Перед обедом, то есть в половине двенадцатого часа, когда не без некоторой торжественности выносилась на шканцы в предшествии баталера большая ендова с водкой и раздавался общий свист в дудки двух боцманов и всех унтер-офицеров, так называемый матросами «свист соловьев», призывавший к водке, — матросы, подмигивая и показывая на раскрытый рот, звали гостей наверх.
— Алле наверх, водку пить… У нас, братец, водка бон… Понимаешь?
Француз, ничего не понимая, деликатно кивает головой.
— Шнапс тре бон… очень скусна напитка! — продолжает матрос, уверенный, что коверкание своих слов в значительной мере облегчает понимание.
И баталер не начинал обычно выклички матросов, пока французы первые не выпивали по чарке водки.

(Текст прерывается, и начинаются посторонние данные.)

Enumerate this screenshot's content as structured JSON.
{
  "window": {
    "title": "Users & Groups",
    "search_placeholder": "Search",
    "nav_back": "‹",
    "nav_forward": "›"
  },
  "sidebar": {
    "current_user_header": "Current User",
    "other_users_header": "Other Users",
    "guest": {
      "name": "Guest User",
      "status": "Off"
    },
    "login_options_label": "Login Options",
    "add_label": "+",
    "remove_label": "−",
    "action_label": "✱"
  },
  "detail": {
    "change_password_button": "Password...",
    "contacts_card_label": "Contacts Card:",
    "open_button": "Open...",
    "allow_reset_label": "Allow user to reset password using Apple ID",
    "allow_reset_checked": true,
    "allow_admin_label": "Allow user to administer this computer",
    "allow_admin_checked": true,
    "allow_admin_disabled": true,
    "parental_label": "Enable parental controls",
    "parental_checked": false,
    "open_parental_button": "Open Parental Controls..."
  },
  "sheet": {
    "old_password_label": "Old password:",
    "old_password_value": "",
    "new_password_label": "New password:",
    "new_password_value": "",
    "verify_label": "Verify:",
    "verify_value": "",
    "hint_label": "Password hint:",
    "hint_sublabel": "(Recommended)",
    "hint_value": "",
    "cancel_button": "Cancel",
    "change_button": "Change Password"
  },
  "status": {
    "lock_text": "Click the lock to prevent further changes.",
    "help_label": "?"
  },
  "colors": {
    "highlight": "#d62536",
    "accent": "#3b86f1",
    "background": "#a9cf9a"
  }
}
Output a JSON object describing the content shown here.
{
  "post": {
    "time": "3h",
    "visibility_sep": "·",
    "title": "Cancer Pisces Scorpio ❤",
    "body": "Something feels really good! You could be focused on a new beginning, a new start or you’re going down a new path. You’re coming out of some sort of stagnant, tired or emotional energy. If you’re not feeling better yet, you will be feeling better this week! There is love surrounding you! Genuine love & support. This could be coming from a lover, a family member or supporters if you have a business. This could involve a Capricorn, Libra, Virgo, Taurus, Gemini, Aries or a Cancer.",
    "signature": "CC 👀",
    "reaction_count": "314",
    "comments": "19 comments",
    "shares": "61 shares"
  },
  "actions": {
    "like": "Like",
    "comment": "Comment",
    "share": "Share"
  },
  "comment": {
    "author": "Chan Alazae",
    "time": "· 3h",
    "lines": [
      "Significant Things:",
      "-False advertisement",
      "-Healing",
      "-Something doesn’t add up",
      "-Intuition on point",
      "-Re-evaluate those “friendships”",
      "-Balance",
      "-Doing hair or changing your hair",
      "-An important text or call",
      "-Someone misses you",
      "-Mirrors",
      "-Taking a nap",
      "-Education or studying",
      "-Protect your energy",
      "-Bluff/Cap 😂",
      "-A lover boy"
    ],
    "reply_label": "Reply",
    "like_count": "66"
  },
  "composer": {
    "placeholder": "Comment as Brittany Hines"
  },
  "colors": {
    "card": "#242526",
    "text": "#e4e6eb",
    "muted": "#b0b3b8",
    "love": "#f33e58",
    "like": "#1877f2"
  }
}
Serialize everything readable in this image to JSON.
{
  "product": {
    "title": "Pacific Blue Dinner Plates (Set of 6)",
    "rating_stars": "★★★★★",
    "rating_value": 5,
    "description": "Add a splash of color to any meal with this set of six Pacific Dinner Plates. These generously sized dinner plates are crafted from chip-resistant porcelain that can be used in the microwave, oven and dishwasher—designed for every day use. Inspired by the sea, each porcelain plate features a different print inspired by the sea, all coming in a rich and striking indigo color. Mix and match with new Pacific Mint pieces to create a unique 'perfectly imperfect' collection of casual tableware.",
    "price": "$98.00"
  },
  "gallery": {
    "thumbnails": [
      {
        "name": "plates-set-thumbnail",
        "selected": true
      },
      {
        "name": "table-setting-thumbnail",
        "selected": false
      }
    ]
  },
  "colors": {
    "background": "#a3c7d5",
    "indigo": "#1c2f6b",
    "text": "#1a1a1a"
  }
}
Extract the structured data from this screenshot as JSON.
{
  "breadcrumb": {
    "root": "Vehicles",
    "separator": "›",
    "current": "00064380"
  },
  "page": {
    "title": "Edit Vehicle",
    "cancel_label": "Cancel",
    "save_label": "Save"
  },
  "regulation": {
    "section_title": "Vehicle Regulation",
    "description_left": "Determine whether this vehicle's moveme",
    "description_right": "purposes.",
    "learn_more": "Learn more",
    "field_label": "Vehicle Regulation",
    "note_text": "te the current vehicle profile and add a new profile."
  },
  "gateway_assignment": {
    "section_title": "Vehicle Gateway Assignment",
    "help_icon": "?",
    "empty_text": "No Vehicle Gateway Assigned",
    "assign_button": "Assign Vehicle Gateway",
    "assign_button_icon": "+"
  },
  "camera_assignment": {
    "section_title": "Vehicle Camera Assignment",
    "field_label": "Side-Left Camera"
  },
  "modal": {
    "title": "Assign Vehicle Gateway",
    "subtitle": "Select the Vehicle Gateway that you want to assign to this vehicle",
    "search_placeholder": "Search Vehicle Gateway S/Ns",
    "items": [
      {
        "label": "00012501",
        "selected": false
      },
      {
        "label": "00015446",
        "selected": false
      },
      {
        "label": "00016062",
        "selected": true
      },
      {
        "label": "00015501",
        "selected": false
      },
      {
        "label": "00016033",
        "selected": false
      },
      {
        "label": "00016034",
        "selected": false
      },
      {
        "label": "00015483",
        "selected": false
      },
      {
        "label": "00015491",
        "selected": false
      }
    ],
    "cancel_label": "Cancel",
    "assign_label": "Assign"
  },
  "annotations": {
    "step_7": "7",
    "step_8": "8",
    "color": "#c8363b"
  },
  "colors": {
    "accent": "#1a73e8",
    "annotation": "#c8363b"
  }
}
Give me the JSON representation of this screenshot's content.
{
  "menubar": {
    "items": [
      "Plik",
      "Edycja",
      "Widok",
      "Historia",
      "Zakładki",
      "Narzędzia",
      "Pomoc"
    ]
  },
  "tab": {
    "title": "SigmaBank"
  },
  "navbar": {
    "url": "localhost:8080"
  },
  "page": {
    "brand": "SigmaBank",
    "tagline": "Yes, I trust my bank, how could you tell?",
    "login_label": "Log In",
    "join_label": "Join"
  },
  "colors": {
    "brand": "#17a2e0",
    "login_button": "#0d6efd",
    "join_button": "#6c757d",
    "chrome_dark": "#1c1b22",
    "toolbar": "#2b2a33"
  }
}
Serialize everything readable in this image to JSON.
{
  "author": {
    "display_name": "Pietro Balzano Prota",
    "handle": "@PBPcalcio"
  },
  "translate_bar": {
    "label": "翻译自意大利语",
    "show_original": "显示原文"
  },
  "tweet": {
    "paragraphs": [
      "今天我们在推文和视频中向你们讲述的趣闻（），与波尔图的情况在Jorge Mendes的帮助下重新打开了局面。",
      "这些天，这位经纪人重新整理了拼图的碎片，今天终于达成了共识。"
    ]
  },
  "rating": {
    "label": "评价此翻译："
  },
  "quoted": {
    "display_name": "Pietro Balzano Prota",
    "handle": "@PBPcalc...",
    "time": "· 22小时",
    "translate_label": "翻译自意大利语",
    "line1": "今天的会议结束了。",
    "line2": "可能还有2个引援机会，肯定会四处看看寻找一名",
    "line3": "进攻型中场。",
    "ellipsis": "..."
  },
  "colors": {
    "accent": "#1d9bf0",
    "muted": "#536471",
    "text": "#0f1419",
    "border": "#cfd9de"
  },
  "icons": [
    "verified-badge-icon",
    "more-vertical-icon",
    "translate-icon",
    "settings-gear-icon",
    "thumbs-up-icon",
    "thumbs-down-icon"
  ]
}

Зная, что их ждут, они, по примеру русских, сразу глотали изрядную чарку крепкой водки, и некоторые из них отходили в толпу, едва переводя дух, словно бы внезапно чем-то озадаченные люди.
— Что, брат, забирает российская водка? — добродушно спрашивает матрос, хлопая по плечу низенького, сухощавого и смуглого французского матроса. Нака-сь, сухариком заешь!
— Они по-нашему, братцы, не привычны, — авторитетно говорит фор-марсовый Ковшиков, рыжий, с веснушками, молодой парень, с добродушно-плутоватыми смеющимися глазами и забубенным видом лихача и забулдыги-матроса. — Я пил с ими, когда ходил на «Ласточке» в заграницу… Нальет это он в рюмочку рому или там абсини [Абсент.] — такая у них есть водка — и отцеживает вроде быдто курица, а чтобы сразу — не согласны! Да и больше все виноградное вино пьют.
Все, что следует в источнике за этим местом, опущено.